Respiratory plumes, or particle emissions from people who are simply breathing and talking, particularly in close proximity, can be potent forms of transmission, as speech emits a large amount of particles, and the louder you are, the more particles that come out.
“This can potentially be the biggest source of transmission from asymptomatic people,” Ristenpart says. Room transmission is caused by long distance aerosol spread through a room. Though the transmission occurs in lower concentrations, it can be a significant factor depending on the air flow, and the amount of fresh air circulation within a space.
“All the people that were infected at the top part were in the middle of this recirculatory air conditioning flow,” Ristenpart says of the graphic below. “And the longer you’re exposed to the pathogens the more you are likely to inhale.”
Size Up Your Space
Determine “Ventilation Flow Rate”: This crucial measurement of the amount of air change per hour is critically important, Ristenpart says. HVAC units supply air from the central air handler and recirculates it with fresh air, and it is highly recommended that those buildings with HVAC units contact an HVAC technician to help them through the process of determining how many cubic feet per hour of fresh air are you delivering to your space, and what must be done to improve it.

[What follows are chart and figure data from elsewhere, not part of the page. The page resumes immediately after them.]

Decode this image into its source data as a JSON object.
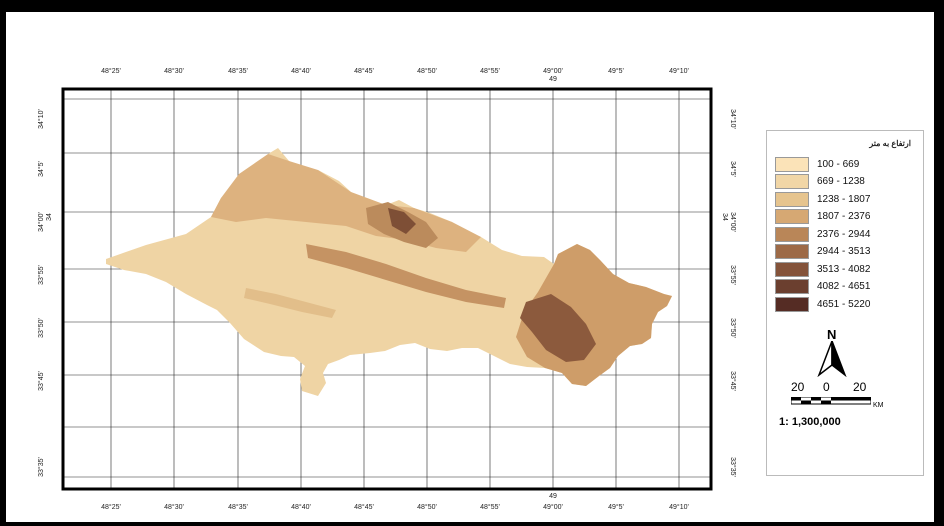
{
  "map": {
    "top_lon_labels": [
      "48°25'",
      "48°30'",
      "48°35'",
      "48°40'",
      "48°45'",
      "48°50'",
      "48°55'",
      "49°00'",
      "49°5'",
      "49°10'"
    ],
    "bottom_lon_labels": [
      "48°25'",
      "48°30'",
      "48°35'",
      "48°40'",
      "48°45'",
      "48°50'",
      "48°55'",
      "49°00'",
      "49°5'",
      "49°10'"
    ],
    "top_extra": "49",
    "bottom_extra": "49",
    "left_lat_labels": [
      "34°10'",
      "34°5'",
      "34°00'",
      "33°55'",
      "33°50'",
      "33°45'",
      "33°35'"
    ],
    "left_extra": "34",
    "right_lat_labels": [
      "34°10'",
      "34°5'",
      "34°00'",
      "33°55'",
      "33°50'",
      "33°45'",
      "33°35'"
    ],
    "right_extra": "34"
  },
  "legend": {
    "title": "ارتفاع به متر",
    "items": [
      {
        "label": "100 - 669",
        "color": "#FBE3B8"
      },
      {
        "label": "669 - 1238",
        "color": "#F1D6A6"
      },
      {
        "label": "1238 - 1807",
        "color": "#E6C48E"
      },
      {
        "label": "1807 - 2376",
        "color": "#D6A873"
      },
      {
        "label": "2376 - 2944",
        "color": "#B98658"
      },
      {
        "label": "2944 - 3513",
        "color": "#9D6A47"
      },
      {
        "label": "3513 - 4082",
        "color": "#84533A"
      },
      {
        "label": "4082 - 4651",
        "color": "#6B3F2F"
      },
      {
        "label": "4651 - 5220",
        "color": "#552C24"
      }
    ],
    "north": "N",
    "scale": {
      "left": "20",
      "mid": "0",
      "right": "20",
      "unit": "KM",
      "ratio": "1: 1,300,000"
    }
  }
}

CDC guidelines call for small restaurants, for instance, to have four air changes per hour, depending on the size of the space, while the National Comfort Institute calls for 8-10 air flow changes per hour in dining areas.
Here are recommendations to make your space as safe as possible for you, your customers and your employees:
- Be wary of your use of conditioners: Comfort is obviously important, Ristenpart notes, and central air conditioners typically deliver fresh air and/or filters the recirculated air (assuming you have inline filtration). But he cautions against ductless AC air conditioning unless there is an introduction of outdoor air and/or additional HEPA filtering used in conjunction with it.

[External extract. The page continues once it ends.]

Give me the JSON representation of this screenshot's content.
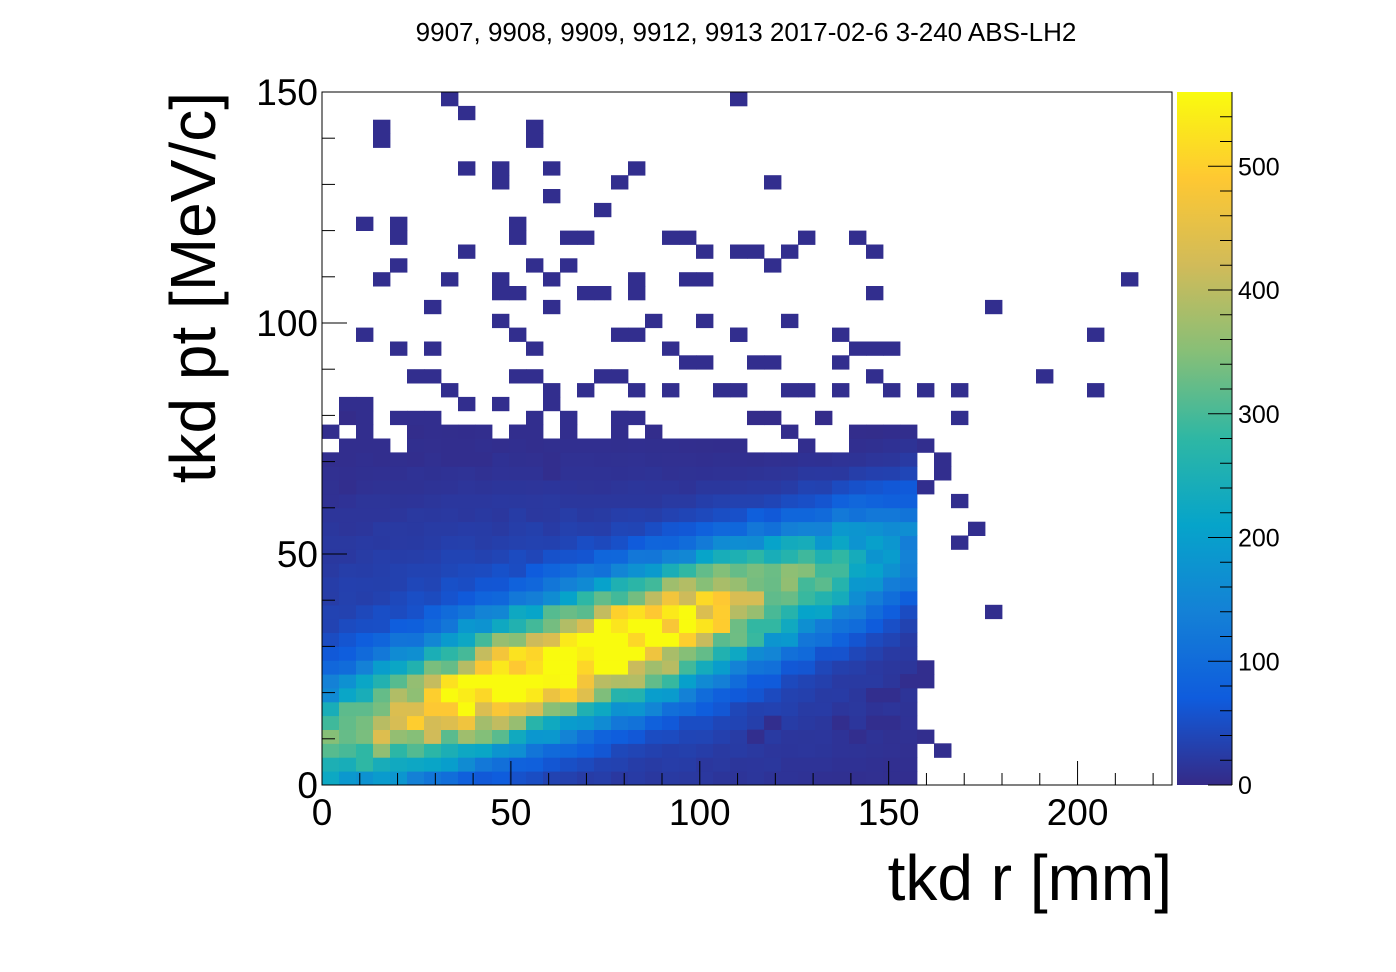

- Masks are mandatory: Require customers to keep masks on at all times except when they are actively sipping their coffee and eating food. Face shields may block plume transmission but not room transmission, so mask usage is critical. The same is true with plastic partitions, as plumes can simply travel around partitions. Partitions may be useful if deployed in very high interaction locations.

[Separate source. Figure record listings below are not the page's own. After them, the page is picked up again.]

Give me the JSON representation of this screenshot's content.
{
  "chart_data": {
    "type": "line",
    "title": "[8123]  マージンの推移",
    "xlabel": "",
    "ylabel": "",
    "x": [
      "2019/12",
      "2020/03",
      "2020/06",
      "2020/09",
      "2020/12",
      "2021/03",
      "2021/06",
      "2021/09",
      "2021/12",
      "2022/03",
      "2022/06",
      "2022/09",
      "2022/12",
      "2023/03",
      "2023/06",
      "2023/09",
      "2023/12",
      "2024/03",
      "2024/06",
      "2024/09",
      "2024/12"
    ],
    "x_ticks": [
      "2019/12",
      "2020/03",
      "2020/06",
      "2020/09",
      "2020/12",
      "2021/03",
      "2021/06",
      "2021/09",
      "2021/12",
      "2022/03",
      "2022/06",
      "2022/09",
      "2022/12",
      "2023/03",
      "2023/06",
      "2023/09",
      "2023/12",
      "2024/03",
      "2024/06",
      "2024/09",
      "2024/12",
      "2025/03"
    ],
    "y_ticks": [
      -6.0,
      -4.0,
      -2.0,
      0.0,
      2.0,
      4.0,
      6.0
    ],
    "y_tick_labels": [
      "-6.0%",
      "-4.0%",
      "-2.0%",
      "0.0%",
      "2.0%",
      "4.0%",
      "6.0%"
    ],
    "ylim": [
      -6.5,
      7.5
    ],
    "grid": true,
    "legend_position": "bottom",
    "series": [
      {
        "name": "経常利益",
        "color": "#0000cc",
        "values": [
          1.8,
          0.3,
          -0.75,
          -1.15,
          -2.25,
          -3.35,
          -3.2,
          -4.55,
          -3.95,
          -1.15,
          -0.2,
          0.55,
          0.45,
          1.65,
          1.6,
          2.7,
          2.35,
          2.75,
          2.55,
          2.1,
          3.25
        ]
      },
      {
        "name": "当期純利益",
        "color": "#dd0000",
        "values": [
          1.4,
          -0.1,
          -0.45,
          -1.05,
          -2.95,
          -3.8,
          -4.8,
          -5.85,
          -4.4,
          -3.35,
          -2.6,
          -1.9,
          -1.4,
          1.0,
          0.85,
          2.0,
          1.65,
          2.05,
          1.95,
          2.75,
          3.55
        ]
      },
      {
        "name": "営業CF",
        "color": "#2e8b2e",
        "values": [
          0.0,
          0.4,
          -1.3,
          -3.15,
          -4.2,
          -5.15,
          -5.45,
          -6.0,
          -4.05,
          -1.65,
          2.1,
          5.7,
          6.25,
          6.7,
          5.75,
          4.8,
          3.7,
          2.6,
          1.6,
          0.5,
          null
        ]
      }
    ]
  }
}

- Increase your ventilation: Find out what the “air changes per hour” is in your space and if you need to improve it. “By far the best ventilation is being outside, as the air changes per hour is essentially infinite,” Ristenpart says. “And open the windows as much as possible. Use window fans or freestanding fans to help direct air from outside.
- If your building has an HVAC unit, get advice from a technician on how best to maximize the amount of outside air being delivered to your space – recirculation is not ventilation, so it won't be effective to turn on a ceiling fan. Ristenpart suggested what he called a crude but clear analogy: “That would be like peeing in a bathtub and saying ‘I’m going to clean it up by stirring it.’”
- Get an air purifier: “They are fantastic,” Ristenpart says. When buying a purifier, focus on the MERV rating, or the “minimum efficiency reporting value.” The higher the rating, the more small particles it catches. ASHRAE, the American Society of Heating, Refrigerating and Air-Conditioning Engineers, recommends a MERV rating of at least 13-14.
- Locate as much of your air purification and fresh air inflow efforts in areas where employees and customers cluster most frequently.
- Limit your exposure: Encourage brief and quiet use of your space. Perhaps set time limits on reservations or appointments. Encourage outdoor use after a sales transaction. If your space has music playing, keep the volume down to discourage loud conversations.
- Encourage employees to stay at home if they’re feeling sick and get rid of policies that encourage policies to work despite illness.